Eva Zeisel
Born Eva Amalia Striker, November 13, 1906 was a Hungarian industrial designer with a career that spans more than 75 years and 100,000 realized designs. She studied at the Royal Academy of Art in Budapest for one year from 1923 to 1924. After a pottery apprenticeship, she set up a workshop in Kispest ceramics factory in Budapest. While there she developed prototypes for industrial production. At the end of the 1920s she produced hand-painted geometric forms were called Constructivist-style wares known for the polychromatic decoration. In 1930 she moved to Berlin and work for several ceramic companies including Christian Carstens, Lomonosov and Dulevo in the Soviet Union. In 1935 she was appointed artistic director of the porcelain factory of the Russian Republic. A year later she falsely accused of conspiring to assissinate Joseph Stalin. After a year of imprisonment she was released and made her way to New York.
Zeisel declares herself a "maker of useful things" while her forms are often abstractions of the natural world and human relationships. She is quoted as stating, "all of my work is mother and child." A year after moving to New York she founded the department of ceramic arts industrial design at Pratt Institute, Brooklyn where she taught until 1952. Work from throughout her prodigious career is included in important museum collections across the world. One of her most famous pieces was Museum White (1942-1945) which exhibited in the Museum of Modern Art, New York. This exhibition made her the first designer in America to create an all white modern dinner service.
Her masterful design work has earned her several awards to include a senior award from the National Endowment for the Arts; an honorary doctorate from the Royal College of Arts, London, Parsons New School, New York, as well as Rhode Island School of Design, Rhode Island; Industrial Design Society of America Bronze Apple; Living Legend Award from Pratt Institute, and Russell Wright Award for Design Excellence.
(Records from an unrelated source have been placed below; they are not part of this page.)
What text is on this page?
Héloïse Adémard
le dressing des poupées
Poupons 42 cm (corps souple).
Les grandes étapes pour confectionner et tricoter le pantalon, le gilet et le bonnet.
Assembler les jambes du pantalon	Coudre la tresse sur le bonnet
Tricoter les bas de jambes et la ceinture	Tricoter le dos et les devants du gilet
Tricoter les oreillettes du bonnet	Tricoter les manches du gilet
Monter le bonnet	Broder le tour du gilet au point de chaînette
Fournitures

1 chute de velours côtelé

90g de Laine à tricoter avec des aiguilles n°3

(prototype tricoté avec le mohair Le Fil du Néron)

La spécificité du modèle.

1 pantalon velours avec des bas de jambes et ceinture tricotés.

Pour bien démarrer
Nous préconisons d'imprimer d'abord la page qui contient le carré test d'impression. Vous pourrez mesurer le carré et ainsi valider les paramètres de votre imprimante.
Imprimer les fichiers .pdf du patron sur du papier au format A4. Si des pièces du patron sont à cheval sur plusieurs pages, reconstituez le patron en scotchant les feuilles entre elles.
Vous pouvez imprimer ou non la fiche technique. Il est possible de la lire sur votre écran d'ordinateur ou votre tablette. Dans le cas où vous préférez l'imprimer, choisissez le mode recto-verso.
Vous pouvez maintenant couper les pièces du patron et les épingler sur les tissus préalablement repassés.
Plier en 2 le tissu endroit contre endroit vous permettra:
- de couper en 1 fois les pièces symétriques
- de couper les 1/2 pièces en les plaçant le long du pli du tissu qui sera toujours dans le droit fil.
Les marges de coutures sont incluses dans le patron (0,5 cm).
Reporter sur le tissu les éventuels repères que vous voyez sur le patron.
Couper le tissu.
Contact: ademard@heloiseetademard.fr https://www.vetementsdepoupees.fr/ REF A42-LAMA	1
In 2005, for her profound, long-term contribution to contemporary design practice she received the National Design Award for her Lifetime Achievement. She also has a street named after her in Schramberg , Germany designated EvaZeiselStrasse. At age 99 she was still designing furniture as well as glass and ceramic objects for a variety of companies including Crate & Barrel, KleinReid, and Nambe. At age 105, Eva passed away in her New York home December 30, 2011.